In 2008 the school converted to being an academy and joined the Oasis Community Learning multi-academy trust. The unexpected death of John Williams necessitated a management restructuring, and vice-principal Rebecca Clark became principal at the age of 31, and the youngest head-teacher in the country. The school opened in the former schools building then moved into new-build in July 2010. It serves a deprived area of Bristol. Rebecca Clarke took on the role of national education director and South West regional director for Oasis Community Learning, then in April 2016 became Ofsteds regional commissioner of schools for the South West of England.

In 2013 Ofsted rated this a 'Good' school. In 2016 the governors decided not to run a sixth form (Key Stage 5): in a 'short inspection' in 2017, Ofsted confirmed it was still a 'Good' school.

==Curriculum==
Virtually all maintained schools and academies follow the National Curriculum, and their success is judged on how well they succeed in delivering a 'broad and balanced curriculum'. Schools endeavour to get all students to achieve the English Baccalaureate(EBACC) qualification; this must include core subjects a modern or ancient foreign language, and either History or Geography.

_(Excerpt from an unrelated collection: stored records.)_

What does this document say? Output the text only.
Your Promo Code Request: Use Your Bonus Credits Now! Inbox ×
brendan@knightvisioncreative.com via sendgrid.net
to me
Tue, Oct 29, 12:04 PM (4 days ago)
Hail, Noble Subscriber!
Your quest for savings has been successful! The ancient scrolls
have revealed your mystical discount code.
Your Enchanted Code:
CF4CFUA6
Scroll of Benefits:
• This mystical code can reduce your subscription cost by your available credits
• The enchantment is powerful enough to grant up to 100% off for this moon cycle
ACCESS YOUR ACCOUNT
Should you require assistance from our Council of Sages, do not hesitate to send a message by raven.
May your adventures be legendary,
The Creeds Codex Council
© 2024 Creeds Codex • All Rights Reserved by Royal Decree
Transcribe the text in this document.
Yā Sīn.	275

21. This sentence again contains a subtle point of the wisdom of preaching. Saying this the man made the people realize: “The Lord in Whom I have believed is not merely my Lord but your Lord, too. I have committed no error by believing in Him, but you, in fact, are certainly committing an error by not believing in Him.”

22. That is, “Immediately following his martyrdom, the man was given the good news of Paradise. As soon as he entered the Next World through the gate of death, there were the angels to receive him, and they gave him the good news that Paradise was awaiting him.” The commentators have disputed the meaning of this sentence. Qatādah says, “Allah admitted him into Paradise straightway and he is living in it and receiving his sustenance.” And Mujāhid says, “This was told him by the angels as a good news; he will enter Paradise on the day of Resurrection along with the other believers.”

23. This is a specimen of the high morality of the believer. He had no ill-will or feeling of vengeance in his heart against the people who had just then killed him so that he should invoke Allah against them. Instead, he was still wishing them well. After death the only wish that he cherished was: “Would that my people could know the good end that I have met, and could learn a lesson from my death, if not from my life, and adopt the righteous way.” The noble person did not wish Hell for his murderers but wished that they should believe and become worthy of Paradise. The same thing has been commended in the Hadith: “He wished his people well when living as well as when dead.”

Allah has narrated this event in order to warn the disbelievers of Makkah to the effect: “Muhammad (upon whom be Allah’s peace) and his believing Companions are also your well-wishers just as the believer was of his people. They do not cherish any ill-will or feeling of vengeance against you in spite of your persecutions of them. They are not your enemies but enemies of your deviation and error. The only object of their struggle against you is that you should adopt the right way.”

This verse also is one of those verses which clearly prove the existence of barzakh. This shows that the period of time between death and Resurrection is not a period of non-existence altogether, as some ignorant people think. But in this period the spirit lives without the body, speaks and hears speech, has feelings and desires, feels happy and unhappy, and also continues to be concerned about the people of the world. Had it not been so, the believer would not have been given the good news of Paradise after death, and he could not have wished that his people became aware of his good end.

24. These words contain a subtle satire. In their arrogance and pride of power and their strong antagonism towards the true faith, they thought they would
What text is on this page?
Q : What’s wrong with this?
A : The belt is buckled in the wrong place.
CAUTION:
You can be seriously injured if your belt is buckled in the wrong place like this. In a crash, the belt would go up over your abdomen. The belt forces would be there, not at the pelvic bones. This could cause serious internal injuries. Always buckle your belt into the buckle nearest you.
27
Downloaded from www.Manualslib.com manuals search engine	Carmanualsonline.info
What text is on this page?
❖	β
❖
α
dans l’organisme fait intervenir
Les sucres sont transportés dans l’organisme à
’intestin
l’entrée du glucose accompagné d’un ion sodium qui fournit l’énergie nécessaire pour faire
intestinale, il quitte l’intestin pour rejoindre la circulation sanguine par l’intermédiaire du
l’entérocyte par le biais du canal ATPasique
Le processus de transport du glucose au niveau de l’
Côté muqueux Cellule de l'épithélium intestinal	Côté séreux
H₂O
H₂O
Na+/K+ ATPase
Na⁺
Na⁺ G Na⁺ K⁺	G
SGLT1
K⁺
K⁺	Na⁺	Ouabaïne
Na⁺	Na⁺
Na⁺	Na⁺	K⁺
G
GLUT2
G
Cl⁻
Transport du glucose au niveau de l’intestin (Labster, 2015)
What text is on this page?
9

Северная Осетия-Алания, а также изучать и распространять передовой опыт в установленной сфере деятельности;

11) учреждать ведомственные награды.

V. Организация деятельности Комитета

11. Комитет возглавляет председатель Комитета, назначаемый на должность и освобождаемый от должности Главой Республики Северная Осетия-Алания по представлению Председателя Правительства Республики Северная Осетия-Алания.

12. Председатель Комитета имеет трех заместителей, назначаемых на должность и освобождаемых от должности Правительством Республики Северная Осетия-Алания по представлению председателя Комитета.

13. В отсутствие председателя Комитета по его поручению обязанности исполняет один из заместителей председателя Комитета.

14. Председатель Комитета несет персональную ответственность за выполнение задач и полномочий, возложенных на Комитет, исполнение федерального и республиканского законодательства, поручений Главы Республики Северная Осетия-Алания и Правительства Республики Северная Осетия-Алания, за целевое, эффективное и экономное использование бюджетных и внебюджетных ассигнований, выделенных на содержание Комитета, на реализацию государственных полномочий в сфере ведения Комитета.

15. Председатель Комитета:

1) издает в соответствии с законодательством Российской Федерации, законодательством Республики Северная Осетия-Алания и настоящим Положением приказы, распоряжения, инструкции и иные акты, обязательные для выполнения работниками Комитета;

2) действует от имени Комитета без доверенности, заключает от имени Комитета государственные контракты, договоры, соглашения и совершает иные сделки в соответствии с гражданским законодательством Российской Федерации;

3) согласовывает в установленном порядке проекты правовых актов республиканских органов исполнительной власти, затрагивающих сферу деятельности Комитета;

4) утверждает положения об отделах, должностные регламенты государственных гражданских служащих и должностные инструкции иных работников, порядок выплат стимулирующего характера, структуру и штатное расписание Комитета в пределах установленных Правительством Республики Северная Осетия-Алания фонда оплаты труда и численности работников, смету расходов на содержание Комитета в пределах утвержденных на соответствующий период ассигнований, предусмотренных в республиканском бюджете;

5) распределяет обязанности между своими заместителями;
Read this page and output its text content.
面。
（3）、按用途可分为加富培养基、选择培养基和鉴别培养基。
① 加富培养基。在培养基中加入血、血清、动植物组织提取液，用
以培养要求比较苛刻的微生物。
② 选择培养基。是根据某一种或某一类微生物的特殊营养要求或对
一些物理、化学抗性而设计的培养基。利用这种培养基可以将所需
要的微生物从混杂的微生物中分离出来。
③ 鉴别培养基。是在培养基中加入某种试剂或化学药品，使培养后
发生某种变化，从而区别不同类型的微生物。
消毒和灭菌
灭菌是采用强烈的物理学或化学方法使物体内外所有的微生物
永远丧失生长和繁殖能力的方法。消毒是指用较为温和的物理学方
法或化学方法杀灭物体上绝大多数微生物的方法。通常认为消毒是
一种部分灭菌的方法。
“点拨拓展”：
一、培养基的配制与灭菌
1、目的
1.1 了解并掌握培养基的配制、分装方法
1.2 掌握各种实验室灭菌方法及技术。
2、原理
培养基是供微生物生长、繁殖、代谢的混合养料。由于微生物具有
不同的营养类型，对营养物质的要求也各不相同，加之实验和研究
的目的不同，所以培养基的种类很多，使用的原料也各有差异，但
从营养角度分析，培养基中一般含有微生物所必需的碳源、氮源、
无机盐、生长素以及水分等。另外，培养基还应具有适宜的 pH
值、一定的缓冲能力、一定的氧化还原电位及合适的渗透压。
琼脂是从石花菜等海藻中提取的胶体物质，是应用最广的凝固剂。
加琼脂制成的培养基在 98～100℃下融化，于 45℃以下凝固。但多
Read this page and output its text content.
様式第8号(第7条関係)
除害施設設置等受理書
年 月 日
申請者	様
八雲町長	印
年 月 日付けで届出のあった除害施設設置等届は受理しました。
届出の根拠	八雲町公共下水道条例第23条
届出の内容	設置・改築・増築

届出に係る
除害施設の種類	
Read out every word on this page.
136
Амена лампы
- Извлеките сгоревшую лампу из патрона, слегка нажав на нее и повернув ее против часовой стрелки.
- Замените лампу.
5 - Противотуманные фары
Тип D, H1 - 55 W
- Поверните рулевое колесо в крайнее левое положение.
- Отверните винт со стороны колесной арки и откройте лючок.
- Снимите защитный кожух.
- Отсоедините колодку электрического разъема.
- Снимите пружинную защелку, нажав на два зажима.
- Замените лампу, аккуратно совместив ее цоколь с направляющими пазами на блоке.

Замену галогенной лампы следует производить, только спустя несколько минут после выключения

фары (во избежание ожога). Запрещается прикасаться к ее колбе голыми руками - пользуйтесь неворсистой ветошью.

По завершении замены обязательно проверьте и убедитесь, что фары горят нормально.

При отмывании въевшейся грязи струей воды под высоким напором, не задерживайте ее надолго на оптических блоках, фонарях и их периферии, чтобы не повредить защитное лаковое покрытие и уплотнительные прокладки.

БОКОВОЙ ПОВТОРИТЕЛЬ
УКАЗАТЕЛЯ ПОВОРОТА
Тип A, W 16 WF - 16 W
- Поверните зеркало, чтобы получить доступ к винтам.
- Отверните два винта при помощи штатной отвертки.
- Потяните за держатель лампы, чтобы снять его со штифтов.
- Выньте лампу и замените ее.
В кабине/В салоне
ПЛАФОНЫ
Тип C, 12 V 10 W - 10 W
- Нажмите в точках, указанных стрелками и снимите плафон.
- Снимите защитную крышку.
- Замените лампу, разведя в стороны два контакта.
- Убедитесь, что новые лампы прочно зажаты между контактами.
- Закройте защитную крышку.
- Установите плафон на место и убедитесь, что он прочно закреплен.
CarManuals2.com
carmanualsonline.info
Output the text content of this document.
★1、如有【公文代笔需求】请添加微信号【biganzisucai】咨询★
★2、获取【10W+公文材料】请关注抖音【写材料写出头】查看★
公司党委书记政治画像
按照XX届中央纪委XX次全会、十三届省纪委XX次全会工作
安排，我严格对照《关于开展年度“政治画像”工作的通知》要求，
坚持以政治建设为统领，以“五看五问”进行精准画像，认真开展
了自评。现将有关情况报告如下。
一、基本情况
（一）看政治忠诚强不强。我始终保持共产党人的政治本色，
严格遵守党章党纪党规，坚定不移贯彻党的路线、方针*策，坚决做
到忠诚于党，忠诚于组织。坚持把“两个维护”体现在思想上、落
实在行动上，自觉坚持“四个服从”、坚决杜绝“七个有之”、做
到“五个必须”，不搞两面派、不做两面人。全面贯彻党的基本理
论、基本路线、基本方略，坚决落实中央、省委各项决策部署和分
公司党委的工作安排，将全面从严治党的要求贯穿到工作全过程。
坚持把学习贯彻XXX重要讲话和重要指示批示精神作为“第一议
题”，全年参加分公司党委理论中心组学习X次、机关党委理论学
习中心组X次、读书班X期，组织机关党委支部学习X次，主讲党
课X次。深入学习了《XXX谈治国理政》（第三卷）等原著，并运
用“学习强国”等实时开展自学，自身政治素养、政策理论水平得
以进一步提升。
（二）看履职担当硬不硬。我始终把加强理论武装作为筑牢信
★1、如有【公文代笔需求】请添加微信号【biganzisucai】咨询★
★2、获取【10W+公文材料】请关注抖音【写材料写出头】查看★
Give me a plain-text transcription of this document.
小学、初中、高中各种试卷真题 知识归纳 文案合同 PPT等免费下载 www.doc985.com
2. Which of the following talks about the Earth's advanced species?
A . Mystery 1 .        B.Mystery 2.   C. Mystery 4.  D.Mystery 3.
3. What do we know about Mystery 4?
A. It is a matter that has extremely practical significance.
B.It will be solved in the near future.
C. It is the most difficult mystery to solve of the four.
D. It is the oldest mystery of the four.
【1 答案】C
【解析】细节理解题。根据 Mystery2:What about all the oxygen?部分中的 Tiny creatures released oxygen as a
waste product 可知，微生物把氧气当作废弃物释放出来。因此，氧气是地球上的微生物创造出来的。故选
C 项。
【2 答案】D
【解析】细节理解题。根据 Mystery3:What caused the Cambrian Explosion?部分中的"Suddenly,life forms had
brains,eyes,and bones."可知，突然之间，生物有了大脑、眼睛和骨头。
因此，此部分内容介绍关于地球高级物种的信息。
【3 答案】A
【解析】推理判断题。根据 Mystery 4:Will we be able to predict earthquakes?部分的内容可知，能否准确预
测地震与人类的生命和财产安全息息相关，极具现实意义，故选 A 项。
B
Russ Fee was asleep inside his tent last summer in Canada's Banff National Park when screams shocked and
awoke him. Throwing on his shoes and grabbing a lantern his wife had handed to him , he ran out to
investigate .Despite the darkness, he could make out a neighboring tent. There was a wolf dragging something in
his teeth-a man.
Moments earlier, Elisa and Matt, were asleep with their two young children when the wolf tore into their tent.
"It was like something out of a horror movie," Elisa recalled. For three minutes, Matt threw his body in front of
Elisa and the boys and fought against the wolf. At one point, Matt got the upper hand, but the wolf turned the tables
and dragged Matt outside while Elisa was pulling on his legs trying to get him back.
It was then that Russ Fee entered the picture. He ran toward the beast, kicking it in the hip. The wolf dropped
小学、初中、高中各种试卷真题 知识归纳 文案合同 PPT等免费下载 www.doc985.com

The academy operates a three-year Key Stage 3. Students arrive from the primary schools with lower than average attainment. In Year 7 and Year 8, they study all core National Curriculum subjects. After a transition period in Year 9, they are guided to select two non-core subjects that they will follow through to GCSE.

At Key Stage 4, the focus is on the EBACC and the curriculum is narrowed further; Maths, English and Science plus two options. Spanish is the taught Modern Language. History or geography must be one of the options. Triple science is available by invitation only.